Diante de tantos erros e da incapacidade de conduzir a reação à crise epidêmica, ainda que tenha, em alguns lampejos de sanidade, tentado assumir esta condução, a sua concepção kamikaze do menino franzino só o faz enxergar como estratégia desacreditar a epidemia para sustentar os seus atos insanos anteriores. Entre uma tentativa aqui de assumir o controle da condução das ações e um ataque ali, culminou no ridículo pronunciamento.

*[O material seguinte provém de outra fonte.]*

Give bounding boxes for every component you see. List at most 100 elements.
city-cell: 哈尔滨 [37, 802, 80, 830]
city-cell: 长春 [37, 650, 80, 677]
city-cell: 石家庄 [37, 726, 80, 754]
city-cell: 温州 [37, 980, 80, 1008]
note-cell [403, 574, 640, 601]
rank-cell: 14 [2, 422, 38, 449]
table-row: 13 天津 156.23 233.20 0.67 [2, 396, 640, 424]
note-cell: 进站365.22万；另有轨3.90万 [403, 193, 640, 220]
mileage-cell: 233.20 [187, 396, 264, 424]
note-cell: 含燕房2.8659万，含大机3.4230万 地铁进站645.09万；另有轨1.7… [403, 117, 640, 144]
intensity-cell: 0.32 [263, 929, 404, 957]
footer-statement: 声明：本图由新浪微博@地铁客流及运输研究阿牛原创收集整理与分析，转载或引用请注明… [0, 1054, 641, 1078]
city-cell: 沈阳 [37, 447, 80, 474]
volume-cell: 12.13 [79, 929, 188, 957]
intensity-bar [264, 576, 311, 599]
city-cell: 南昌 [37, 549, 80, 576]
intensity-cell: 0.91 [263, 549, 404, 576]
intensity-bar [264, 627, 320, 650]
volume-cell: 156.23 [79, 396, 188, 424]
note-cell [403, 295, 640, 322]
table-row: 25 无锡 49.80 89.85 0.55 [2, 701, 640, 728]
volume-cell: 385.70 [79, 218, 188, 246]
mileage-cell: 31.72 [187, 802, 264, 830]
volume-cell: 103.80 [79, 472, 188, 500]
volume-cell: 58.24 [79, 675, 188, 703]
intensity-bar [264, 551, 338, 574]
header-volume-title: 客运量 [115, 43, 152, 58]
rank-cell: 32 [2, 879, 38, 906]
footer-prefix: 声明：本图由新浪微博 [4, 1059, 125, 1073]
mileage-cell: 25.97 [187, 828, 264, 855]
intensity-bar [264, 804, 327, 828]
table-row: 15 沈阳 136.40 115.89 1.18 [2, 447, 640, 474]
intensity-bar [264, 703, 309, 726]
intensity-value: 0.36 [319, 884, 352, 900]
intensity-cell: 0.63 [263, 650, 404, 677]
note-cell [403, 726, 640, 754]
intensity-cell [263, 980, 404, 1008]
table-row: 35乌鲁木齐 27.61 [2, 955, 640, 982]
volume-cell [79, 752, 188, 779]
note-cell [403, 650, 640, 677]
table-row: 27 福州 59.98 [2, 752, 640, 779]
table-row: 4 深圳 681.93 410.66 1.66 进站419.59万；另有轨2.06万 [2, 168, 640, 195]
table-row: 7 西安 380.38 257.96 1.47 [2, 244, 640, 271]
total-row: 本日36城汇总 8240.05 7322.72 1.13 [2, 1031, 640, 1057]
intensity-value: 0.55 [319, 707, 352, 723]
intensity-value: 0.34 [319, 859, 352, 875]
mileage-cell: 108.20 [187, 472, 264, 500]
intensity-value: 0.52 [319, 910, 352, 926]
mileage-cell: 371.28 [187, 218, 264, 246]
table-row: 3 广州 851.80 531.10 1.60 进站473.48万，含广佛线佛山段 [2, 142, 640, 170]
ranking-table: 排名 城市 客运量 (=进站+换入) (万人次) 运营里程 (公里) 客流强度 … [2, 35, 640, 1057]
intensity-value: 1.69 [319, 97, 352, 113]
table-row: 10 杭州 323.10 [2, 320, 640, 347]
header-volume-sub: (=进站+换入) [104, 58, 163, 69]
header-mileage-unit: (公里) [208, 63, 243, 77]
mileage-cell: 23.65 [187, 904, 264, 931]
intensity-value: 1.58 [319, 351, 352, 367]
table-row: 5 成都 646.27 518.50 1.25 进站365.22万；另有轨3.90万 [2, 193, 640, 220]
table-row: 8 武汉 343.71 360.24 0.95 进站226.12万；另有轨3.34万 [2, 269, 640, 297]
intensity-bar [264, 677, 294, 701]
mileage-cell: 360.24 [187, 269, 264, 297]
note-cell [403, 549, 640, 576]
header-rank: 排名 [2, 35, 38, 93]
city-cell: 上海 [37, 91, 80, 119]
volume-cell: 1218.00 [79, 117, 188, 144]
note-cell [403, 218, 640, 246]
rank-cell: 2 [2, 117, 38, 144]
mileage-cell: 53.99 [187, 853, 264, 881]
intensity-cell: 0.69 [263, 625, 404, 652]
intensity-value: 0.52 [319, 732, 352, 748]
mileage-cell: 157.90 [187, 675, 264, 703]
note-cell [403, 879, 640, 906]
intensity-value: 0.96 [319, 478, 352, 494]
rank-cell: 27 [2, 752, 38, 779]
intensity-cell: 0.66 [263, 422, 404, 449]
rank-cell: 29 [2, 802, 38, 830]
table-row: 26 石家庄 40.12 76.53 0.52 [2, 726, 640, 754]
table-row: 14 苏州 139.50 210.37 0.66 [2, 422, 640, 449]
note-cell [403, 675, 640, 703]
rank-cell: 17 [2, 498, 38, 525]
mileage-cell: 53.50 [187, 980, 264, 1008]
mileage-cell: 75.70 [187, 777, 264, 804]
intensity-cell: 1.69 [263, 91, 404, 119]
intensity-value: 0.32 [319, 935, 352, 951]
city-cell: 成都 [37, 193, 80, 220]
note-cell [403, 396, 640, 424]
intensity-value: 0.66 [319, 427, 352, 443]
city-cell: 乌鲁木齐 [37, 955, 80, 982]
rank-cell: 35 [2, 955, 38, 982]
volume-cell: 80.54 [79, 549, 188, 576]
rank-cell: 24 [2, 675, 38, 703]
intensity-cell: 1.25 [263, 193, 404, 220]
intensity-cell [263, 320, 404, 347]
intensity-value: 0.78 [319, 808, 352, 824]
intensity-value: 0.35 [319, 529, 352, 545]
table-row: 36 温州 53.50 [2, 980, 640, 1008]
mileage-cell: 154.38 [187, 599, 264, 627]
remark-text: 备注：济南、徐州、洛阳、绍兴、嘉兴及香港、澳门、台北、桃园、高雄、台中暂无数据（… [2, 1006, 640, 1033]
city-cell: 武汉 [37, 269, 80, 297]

O desastre, desta vez, foi tão grande que abalou o pouco que lhe restava de base institucional, sendo que a resposta mais contundente e simbólica veio do seu até então fiel aliado, o governador Ronaldo Caiado. No próprio governo, os sinais são de que o racha é profundo, só lhe restando o círculo ideológico olavista. No campo popular, em especial na classe média, os panelaços se seguiram por cinco dias consecutivos. Aqui também, resta-lhe o apoio dos fanáticos olavistas, acrescido dos milicianos, baixo clero empresarial e evangélicos neo-pentecostais. Com relação a estes últimos, é conhecido o fisiologismo e oportunismo de seus pastores, que não costumam permanecer em canoa furada, e não será surpresa se a debandada não demorar.

Bolsonaro se meteu e afunda cada vez mais num beco sem saída e já não governa. Perdeu totalmente o controle da situação e a única possibilidade de que retome a autoridade perdida é a estagnação e o arrefecimento da crise epidêmica. A realidade, no entanto, caminha no sentido contrário de forma acelerada, mas Bolsonaro continua insistindo na sua tese de que é uma mera “gripezinha”. A crise política está instalada, agravada pelo aprofundamento da crise epidêmica e a decorrente crise econômica.

O país está a um passo da maior tragédia de sua história e o prolongamento da crise política instalada por Bolsonaro só a fará tornar-se ainda maior. O Covid-19 colocou o Capitão na UTI política e a exigência de que renuncie imediatamente ganha força em importantes setores da sociedade e, ao que parece, até mesmo em parcela de seu governo. Bolsonaro se auto converteu no principal obstáculo para que o país atravesse esta tempestade.

*Jorge Gregory é jornalista e professor, trabalhou no Ministério da Educação (MEC).